Find out what they want in bed
Relationships are a two-way street, especially in regards to sex. Make sure that you take the time to find out what’s been working for them, and what hasn’t. “If you say ‘I want to get more out of a person in bed,’ then you’re thinking about you, you’re not thinking about them,” says Dr. Wanis. “Come from the approach of here’s what I want, now what do you need? Here’s what will excite me more, what would excite you more?” Maybe your partner has been feeling similar to how you are. Regardless, sex will go better if you are both on the same page about what you want and what feels good.
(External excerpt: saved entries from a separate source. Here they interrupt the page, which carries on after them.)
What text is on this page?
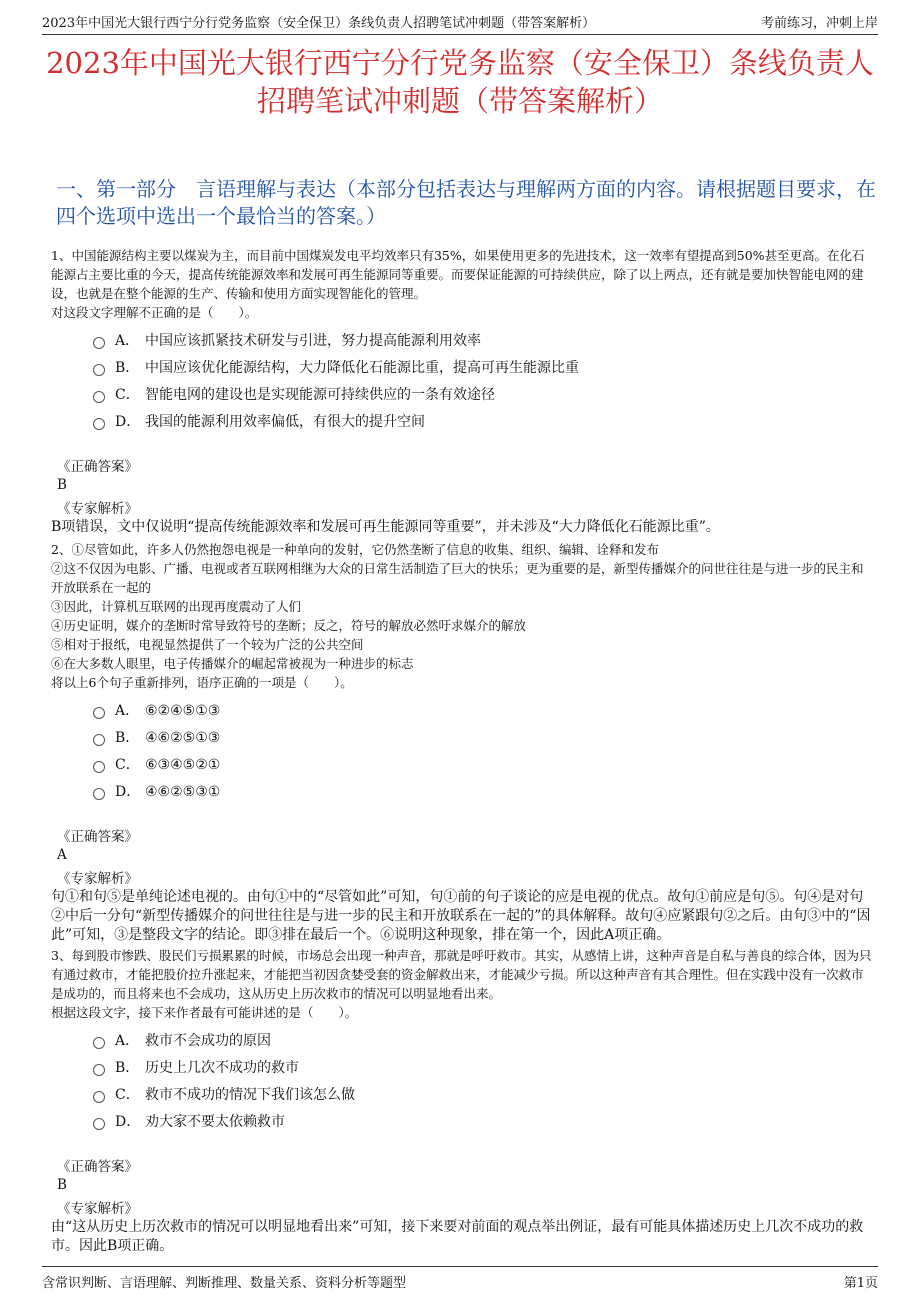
2023年中国光大银行西宁分行党务监察（安全保卫）条线负责人招聘笔试冲刺题（带答案解析）	考前练习，冲刺上岸
2023年中国光大银行西宁分行党务监察（安全保卫）条线负责人招聘笔试冲刺题（带答案解析）
一、第一部分　言语理解与表达（本部分包括表达与理解两方面的内容。请根据题目要求，在四个选项中选出一个最恰当的答案。）

1、中国能源结构主要以煤炭为主，而目前中国煤炭发电平均效率只有35%，如果使用更多的先进技术，这一效率有望提高到50%甚至更高。在化石能源占主要比重的今天，提高传统能源效率和发展可再生能源同等重要。而要保证能源的可持续供应，除了以上两点，还有就是要加快智能电网的建设，也就是在整个能源的生产、传输和使用方面实现智能化的管理。

对这段文字理解不正确的是（　　）。

A． 中国应该抓紧技术研发与引进，努力提高能源利用效率
B． 中国应该优化能源结构，大力降低化石能源比重，提高可再生能源比重
C． 智能电网的建设也是实现能源可持续供应的一条有效途径
D． 我国的能源利用效率偏低，有很大的提升空间
《正确答案》
B
《专家解析》
B项错误，文中仅说明“提高传统能源效率和发展可再生能源同等重要”，并未涉及“大力降低化石能源比重”。

2、①尽管如此，许多人仍然抱怨电视是一种单向的发射，它仍然垄断了信息的收集、组织、编辑、诠释和发布

②这不仅因为电影、广播、电视或者互联网相继为大众的日常生活制造了巨大的快乐；更为重要的是，新型传播媒介的问世往往是与进一步的民主和开放联系在一起的

③因此，计算机互联网的出现再度震动了人们

④历史证明，媒介的垄断时常导致符号的垄断；反之，符号的解放必然吁求媒介的解放

⑤相对于报纸，电视显然提供了一个较为广泛的公共空间

⑥在大多数人眼里，电子传播媒介的崛起常被视为一种进步的标志

将以上6个句子重新排列，语序正确的一项是（　　）。

A． ⑥②④⑤①③
B． ④⑥②⑤①③
C． ⑥③④⑤②①
D． ④⑥②⑤③①
《正确答案》
A
《专家解析》
句①和句⑤是单纯论述电视的。由句①中的“尽管如此”可知，句①前的句子谈论的应是电视的优点。故句①前应是句⑤。句④是对句②中后一分句“新型传播媒介的问世往往是与进一步的民主和开放联系在一起的”的具体解释。故句④应紧跟句②之后。由句③中的“因此”可知，③是整段文字的结论。即③排在最后一个。⑥说明这种现象，排在第一个，因此A项正确。

3、每到股市惨跌、股民们亏损累累的时候，市场总会出现一种声音，那就是呼吁救市。其实，从感情上讲，这种声音是自私与善良的综合体，因为只有通过救市，才能把股价拉升涨起来，才能把当初因贪婪受套的资金解救出来，才能减少亏损。所以这种声音有其合理性。但在实践中没有一次救市是成功的，而且将来也不会成功，这从历史上历次救市的情况可以明显地看出来。

根据这段文字，接下来作者最有可能讲述的是（　　）。

A． 救市不会成功的原因
B． 历史上几次不成功的救市
C． 救市不成功的情况下我们该怎么做
D． 劝大家不要太依赖救市
《正确答案》
B
《专家解析》
由“这从历史上历次救市的情况可以明显地看出来”可知，接下来要对前面的观点举出例证，最有可能具体描述历史上几次不成功的救市。因此B项正确。
含常识判断、言语理解、判断推理、数量关系、资料分析等题型	第1页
Ask why there hasn't been a change
It’s okay to be a little blunt, especially if you feel like you’ve been very clear and your partner has been ignoring you. “If you have talked about your sexual relationship and you have suggested ways that your partner can make it more pleasurable for you, and he keeps ignoring your needs, and isn’t willing to try things you suggest, then you can ask him why,” says Dr. Lieberman. You need to determine if your partner really hasn’t noticed what you’ve been saying or doing, and if they have and have ignored it, if that’s really the kind of relationship you want. There may a specific reason they’ve been doing things a certain way, and that’s okay. “Instead of getting upset, I decided to ask him and get into his head about why he wouldn’t [give oral sex],” says Marisa, a sophomore at Arizona State University. “He opened up about his fears and some past bad experiences that led him to not wanting to and I was so happy I didn’t get mad at him because I had no idea!” According Dr. Wanis, sex often reflects deeper parts of your relationship, and if your partner isn’t willing to make changes to make you happy you may not be in the right relationship.
Sex can complicate relationships fairly quickly, so don’t get discouraged if you find a shift within your relationship after making changes in your sex life. Talking to a professional relationship counselor can only help you get more on the same page. Take the steps necessary to fight for a relationship you believe in, and don't be afraid to walk away from a partnership that feels one-sided or unhealthy.